Neil Postman, jüdisch-amerikanischer Kommunikationstheortiker, predigt es uns seit zwei Jahrzehnten: Virtuelle Welten und trivialisierte, reale Brutalitäten stehen miteinander, insbesondere für Kinder und Jugendliche in den Medien in Konkurrenz. Der Heranwachsende, der Pubertierende kann dies nicht bewältigen. Gewiß, die gemetzelte Lehrerin von Zöbern in Niederösterreich ist das Opfer eines scheußlichen Verbrechens, das ein 15jähriger verübt hat. Der selbe Jugendliche aber ist das Opfer dieser Gesellschaft, unserer Gleichgültigkeit.

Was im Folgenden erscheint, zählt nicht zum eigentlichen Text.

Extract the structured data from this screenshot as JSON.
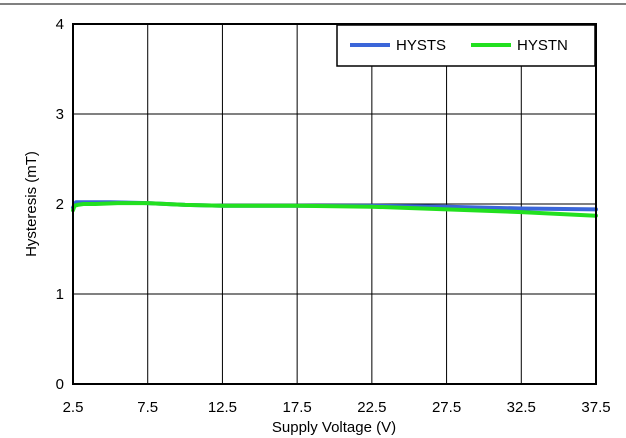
{
  "chart_data": {
    "type": "line",
    "xlabel": "Supply Voltage (V)",
    "ylabel": "Hysteresis (mT)",
    "xlim": [
      2.5,
      37.5
    ],
    "ylim": [
      0,
      4
    ],
    "xticks": [
      "2.5",
      "7.5",
      "12.5",
      "17.5",
      "22.5",
      "27.5",
      "32.5",
      "37.5"
    ],
    "yticks": [
      "0",
      "1",
      "2",
      "3",
      "4"
    ],
    "grid": true,
    "legend_position": "top-right",
    "series": [
      {
        "name": "HYSTS",
        "color": "#3b66d9",
        "x": [
          2.5,
          2.7,
          3,
          3.5,
          5,
          7.5,
          10,
          12.5,
          17.5,
          22.5,
          27.5,
          32.5,
          37.5
        ],
        "y": [
          1.96,
          2.02,
          2.02,
          2.02,
          2.02,
          2.01,
          1.99,
          1.98,
          1.98,
          1.98,
          1.97,
          1.95,
          1.94
        ]
      },
      {
        "name": "HYSTN",
        "color": "#22e01f",
        "x": [
          2.5,
          2.6,
          2.8,
          3.2,
          4,
          5.5,
          7.5,
          10,
          12.5,
          17.5,
          22.5,
          27.5,
          32.5,
          37.5
        ],
        "y": [
          1.93,
          1.98,
          1.99,
          2.0,
          2.0,
          2.01,
          2.01,
          1.99,
          1.98,
          1.98,
          1.97,
          1.94,
          1.91,
          1.87
        ]
      }
    ]
  }
}
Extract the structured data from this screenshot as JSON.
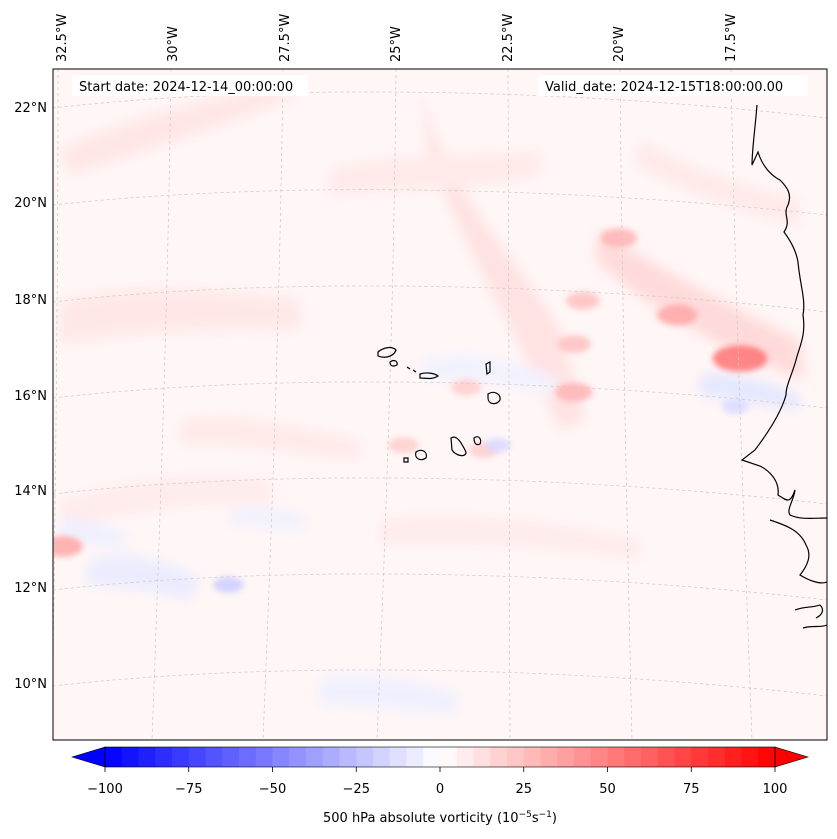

Welche Persönlichkeit, welche politische Kraft hat endlich den Mut, hier beinharte Zensur zu fordern?

Gewiß, dem Liberalen ist Zensur ein Greuel. Es geht um eine Form der Güterabwägung: Die Seele unserer Kinder sollte uns wichtiger sein, als die Freizügigkeit einer boomenden Industrie von Brutalo- und Action-Filmen, die mit Perversitäten und Gewalt jeglicher Art Milliarden scheffelt. Dieses Problem ist gewiß nicht für Österreich alleine zu lösen. Hier einen Anfang zu setzen, wäre Aufgabe aller positiv Denkenden quer durch alle politischen Lager.